Mobility Behaviour and Explainable Machine Learning
My research work focuses on modelling mobility behaviours in the event of disruptions. To this aim, I am interested in using explainable machine learning methods and exploring how they can grasp the irrationality/unlikeliness/novelty of mobility behaviours in these specific contexts, compared to traditional econometric tools.
I am currently working as a postdoctoral researcher at the Department of Mathematics and the Transport Planning Division at KTH (Stockholm, Sweden). Here, I extend my research area to the use of causal machine learning to capture changes in mobility behaviours due to new policy incentives, network design or service disruptions.
Recent work
Resilience of public transport in the face of disruptions: Insights from explainable machine learning
🕐: September 2025 - Paper in Transportation Research Part A: Policy and Practice
Disruptions in public transport (PT) can have a major impact on passenger activities and on the attractiveness of the service, particularly when they are not absorbed by the network as a whole. The present study aims to detect the presence of disruption and assess the contribution of existing alternative bus or tramway stops to the resilience of the PT network, using explainable machine learning techniques.

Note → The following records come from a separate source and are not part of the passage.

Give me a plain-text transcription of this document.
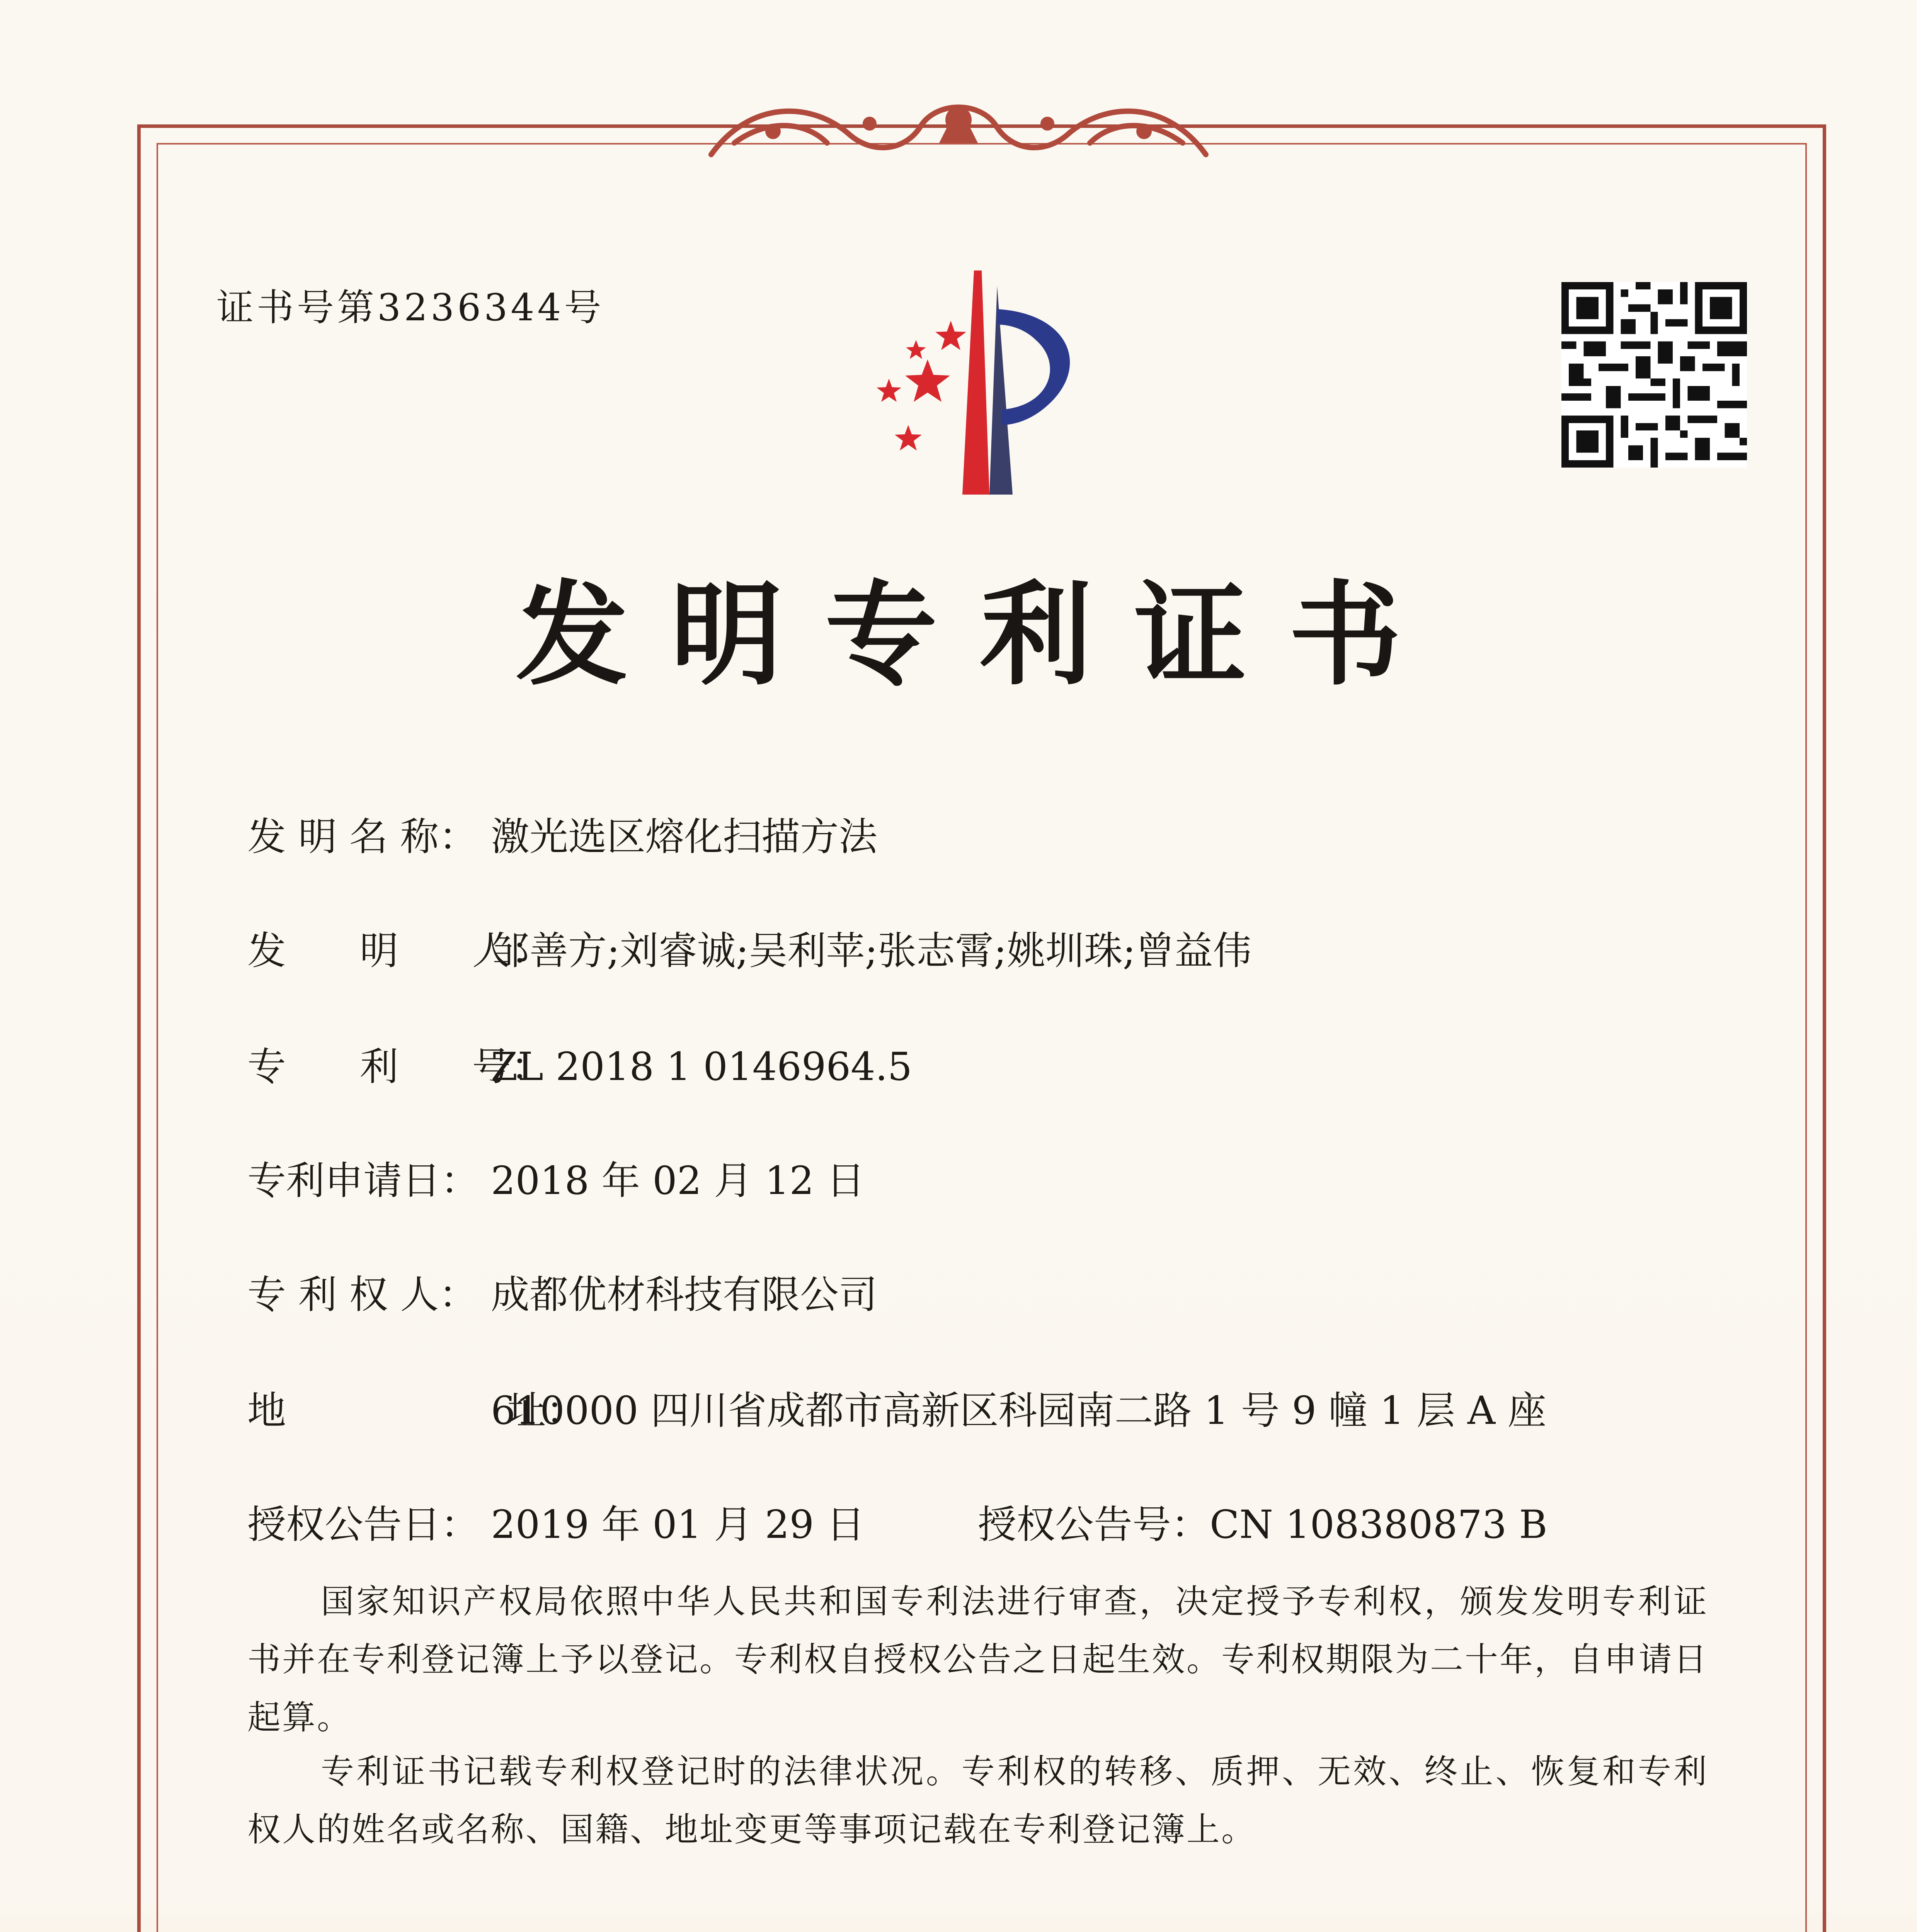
证书号第3236344号
发明专利证书
发 明 名 称： 激光选区熔化扫描方法
发      明      人：邹善方;刘睿诚;吴利苹;张志霄;姚圳珠;曾益伟
专      利      号：ZL 2018 1 0146964.5
专利申请日： 2018 年 02 月 12 日
专 利 权 人： 成都优材科技有限公司
地                  址：610000 四川省成都市高新区科园南二路 1 号 9 幢 1 层 A 座
授权公告日： 2019 年 01 月 29 日	授权公告号：CN 108380873 B
国家知识产权局依照中华人民共和国专利法进行审查，决定授予专利权，颁发发明专利证书并在专利登记簿上予以登记。专利权自授权公告之日起生效。专利权期限为二十年，自申请日起算。
专利证书记载专利权登记时的法律状况。专利权的转移、质押、无效、终止、恢复和专利权人的姓名或名称、国籍、地址变更等事项记载在专利登记簿上。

The detection task is formulated as a supervised classification problem performed using Random Forest (RF) for 39 different subway stations, using Automatic Fare Collection (AFC) data and Service Disruption logs (SD-logs). Furthermore, the SHapley Additive exPlanation (SHAP) interpretation method is implemented to retrieve the magnitude and the direction of each alternative stop’s contribution to PT resilience. Results show that the proposed modelling framework has high prediction performance, can minimise false alarm rates, and can foresee the occurrence of disruptions 5 minutes before their registered beginning in SD-logs. Findings also indicate where demand is reallocated, resulting in 5 different resilience clusters for subway stations. Density and connectivity emerge as two major attributes of resilience that have a central role in the design of disruption management (tactic) and development (strategic) plans. The proposed approach has been applied to the PT network of Lyon (France) and is replicable by adapting the hyperparameters to the observed use in other PT networks.